Eighteenth century Rajput ruler known for resistance against Mughal Empire

Raja Bhagwant Rai was an 18th-century Khichi Rajput ruler of Asothar and Ghazipur in the Fatehpur District of the Indian state of Uttar Pradesh. He is known for his resistance against the Mughal Empire and for establishing an independent state throughout his reign.

==Background==
The Khichi family of Asothar is said to have been founded by Deogaj Singh. In 1543 he came from Khichiwara, better known as Raghogarh, in the central India state of Madhya Pradesh, and married the daughter of the Gautam Raja of Aijhi on the banks of the River Yamuna. Deogaj subsequently ruled those lands. Raja Bhagwant Rai was the son of Araru Singh, Deogaj's descendant. A man of ability and courage, Raja Bhagwant Rai held an effectively independent state for many years. He defeated the Mughal troops until he was killed in 1735, owing to the treachery of Chaudhri Durjan Singh of Kora. He was succeeded by his son, Rup Singh, who held his possessions in peace till his death in 1780, when he was followed by Bariar Singh.

==Patron of literature==
Raja Bhagwant Rai was a poet who wrote and sAng Dhrupad verses. He was a patron of literature, collecting minor celebrities, such as Bhudhar of Asothar, Shimbhunath Misr, and Shiam Lal of Jahanabad.

==Conflict with Mughals==
During the reign of Araru Singh and his son Bhagwant Rai, they rose to power and acquired a large estate, with headquarters at a new fort at Ghazipur district Fatehpur.
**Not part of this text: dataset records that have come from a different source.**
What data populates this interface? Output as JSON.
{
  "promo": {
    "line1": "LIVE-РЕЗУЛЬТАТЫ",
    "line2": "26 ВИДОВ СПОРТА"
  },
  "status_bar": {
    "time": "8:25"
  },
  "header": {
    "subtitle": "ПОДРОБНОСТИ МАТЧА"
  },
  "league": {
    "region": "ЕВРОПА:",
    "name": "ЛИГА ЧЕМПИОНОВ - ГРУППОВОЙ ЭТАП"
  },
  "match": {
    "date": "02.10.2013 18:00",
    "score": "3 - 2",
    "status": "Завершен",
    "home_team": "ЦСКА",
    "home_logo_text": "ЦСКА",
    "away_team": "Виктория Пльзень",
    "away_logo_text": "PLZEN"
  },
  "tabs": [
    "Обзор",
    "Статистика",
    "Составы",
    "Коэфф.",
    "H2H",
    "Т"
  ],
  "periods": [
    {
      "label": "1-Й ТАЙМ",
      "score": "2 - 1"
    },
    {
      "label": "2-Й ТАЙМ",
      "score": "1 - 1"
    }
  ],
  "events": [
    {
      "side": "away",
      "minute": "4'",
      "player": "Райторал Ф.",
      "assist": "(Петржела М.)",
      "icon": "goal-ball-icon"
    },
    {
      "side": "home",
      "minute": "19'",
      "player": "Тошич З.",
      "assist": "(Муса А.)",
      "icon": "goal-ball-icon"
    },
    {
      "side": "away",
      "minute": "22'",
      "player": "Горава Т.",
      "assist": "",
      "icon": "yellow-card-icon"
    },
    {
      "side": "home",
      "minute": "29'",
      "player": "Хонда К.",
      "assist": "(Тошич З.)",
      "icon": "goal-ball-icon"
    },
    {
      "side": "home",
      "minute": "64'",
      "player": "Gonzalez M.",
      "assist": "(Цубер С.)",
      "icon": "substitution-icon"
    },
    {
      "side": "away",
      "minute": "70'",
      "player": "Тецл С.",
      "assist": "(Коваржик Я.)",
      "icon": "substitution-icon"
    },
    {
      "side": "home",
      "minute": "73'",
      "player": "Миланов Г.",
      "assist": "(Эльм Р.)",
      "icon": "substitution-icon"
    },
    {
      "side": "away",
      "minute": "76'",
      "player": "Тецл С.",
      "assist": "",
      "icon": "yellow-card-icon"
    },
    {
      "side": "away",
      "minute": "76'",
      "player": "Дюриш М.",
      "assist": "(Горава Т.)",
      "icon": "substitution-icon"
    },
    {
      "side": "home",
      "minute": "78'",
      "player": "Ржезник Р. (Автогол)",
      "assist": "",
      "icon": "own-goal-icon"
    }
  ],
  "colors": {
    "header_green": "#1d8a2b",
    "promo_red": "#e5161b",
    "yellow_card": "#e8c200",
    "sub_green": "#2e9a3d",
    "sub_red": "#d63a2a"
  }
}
It was then that the attention of the Mughal Government was attracted, when faujdar of Kara and Kora, Jan Nisar Khan, brother of the Wazir Qamr-ud-din, was killed by Khichar in 1734. A large army was brought from Delhi against Ghazipur and the fort was besieged, but Bhagwant Rai escaped and took refuge in Asothar. Eventually Qamr-ud-din abandoned the attempt and left Muhammad Khan Bangash to carry on the campaign, but Bhagwant Rai managed to get rid of him, it is said by a payment of money, and then recovered his power, getting the whole of Kora within his grasp. Bhagwant Rai attempted to further strengthen his position by calling in the aid of the Marathas & Maharaja Chhatrasal Bundela as well. In 1735 Saadat Ali Khan, the then Nawab of Awadh (Aoudh), took a large force against Ghazipur and a severe action ensued, the Khichar leader being at first successful defeating the significantly larger Army in a fierce Battle at Mudchaura near Ghazipur. It is said that after this battle, Bhagwant Rai and his nephew Bhawani Singh were killed by the treachery of Durjan Singh, Chaudhri of Kora.